In the end, by using a FIFO Calculator, businesses can simplify cost of goods sold (COGS) calculations, inventory management, and financial reporting. Overall, this tool makes it easier to manage inventory efficiently, improve accounting accuracy, and support better business decision-making.
FAQs
Q1. What is FIFO in inventory accounting?
Answer: In the First In, First Out (FIFO) method, businesses sell the oldest purchased items first and record their costs in COGS.
Q2. How do you calculate FIFO?
Answer: Start with the earliest purchase batch, assign units sold from that batch first, and continue until all sold units are covered.
Q3. What is the FIFO formula for COGS?
Answer: COGS = Sum of (units sold from each batch × that batch’s unit cost), starting from the earliest batch.

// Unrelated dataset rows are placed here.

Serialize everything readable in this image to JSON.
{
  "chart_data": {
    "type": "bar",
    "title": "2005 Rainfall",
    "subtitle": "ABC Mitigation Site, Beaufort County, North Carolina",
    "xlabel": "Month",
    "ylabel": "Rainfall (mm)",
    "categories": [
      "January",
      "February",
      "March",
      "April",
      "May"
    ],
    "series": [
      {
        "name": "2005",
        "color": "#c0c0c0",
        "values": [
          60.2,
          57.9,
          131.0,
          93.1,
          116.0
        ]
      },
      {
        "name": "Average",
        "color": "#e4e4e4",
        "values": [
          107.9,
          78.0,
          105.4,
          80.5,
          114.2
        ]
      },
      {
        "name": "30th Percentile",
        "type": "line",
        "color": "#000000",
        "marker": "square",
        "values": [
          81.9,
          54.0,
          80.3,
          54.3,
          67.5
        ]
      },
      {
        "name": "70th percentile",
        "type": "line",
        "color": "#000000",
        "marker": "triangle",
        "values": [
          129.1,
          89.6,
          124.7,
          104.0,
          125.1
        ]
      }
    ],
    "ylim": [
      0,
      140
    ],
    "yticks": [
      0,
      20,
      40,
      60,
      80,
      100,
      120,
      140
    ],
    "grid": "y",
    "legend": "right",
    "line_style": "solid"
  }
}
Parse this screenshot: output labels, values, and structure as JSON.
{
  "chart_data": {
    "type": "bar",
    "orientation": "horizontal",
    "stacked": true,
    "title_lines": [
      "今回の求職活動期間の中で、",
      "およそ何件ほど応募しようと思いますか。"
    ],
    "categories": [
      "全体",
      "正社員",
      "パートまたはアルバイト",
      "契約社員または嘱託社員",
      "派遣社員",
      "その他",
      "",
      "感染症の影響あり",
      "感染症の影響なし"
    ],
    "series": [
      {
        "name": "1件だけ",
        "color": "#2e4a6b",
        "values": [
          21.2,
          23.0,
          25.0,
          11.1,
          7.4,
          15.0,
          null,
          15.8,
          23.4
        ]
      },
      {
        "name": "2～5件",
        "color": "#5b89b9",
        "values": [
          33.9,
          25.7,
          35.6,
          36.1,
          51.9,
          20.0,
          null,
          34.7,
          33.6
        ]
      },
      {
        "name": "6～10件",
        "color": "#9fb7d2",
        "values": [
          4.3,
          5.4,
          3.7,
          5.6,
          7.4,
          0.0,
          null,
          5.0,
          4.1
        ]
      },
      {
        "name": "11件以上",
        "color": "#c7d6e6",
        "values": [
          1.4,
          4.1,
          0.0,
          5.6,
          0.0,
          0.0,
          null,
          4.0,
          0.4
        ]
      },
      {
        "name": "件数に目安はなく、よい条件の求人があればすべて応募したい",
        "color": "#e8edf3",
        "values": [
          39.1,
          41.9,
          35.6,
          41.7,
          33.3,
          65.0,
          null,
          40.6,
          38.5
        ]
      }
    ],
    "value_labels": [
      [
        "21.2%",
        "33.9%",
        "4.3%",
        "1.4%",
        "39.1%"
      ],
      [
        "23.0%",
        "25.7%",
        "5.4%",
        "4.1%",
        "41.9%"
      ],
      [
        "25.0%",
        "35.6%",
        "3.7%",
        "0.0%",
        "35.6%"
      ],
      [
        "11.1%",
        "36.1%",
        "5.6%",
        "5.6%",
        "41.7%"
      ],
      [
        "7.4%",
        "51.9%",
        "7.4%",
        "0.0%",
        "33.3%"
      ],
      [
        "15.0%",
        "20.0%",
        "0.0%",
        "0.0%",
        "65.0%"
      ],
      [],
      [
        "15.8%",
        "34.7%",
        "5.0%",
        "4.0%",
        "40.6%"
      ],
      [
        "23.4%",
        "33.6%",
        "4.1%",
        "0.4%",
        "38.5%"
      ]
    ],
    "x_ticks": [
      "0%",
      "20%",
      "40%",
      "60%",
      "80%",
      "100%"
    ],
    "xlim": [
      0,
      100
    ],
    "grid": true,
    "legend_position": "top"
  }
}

Q4. Is FIFO better than LIFO?
Answer: Compared to Last In, First Out (LIFO), FIFO shows higher profits during inflation, but the best method depends on business goals.
Q5. How does FIFO affect taxes?
Answer: During rising prices, FIFO usually increases reported profit, which may result in higher taxes.
Q6. Is FIFO can be use in perpetual inventory systems?
Answer: Yes, FIFO works in both perpetual and periodic systems. However, the difference is only when calculations are performed.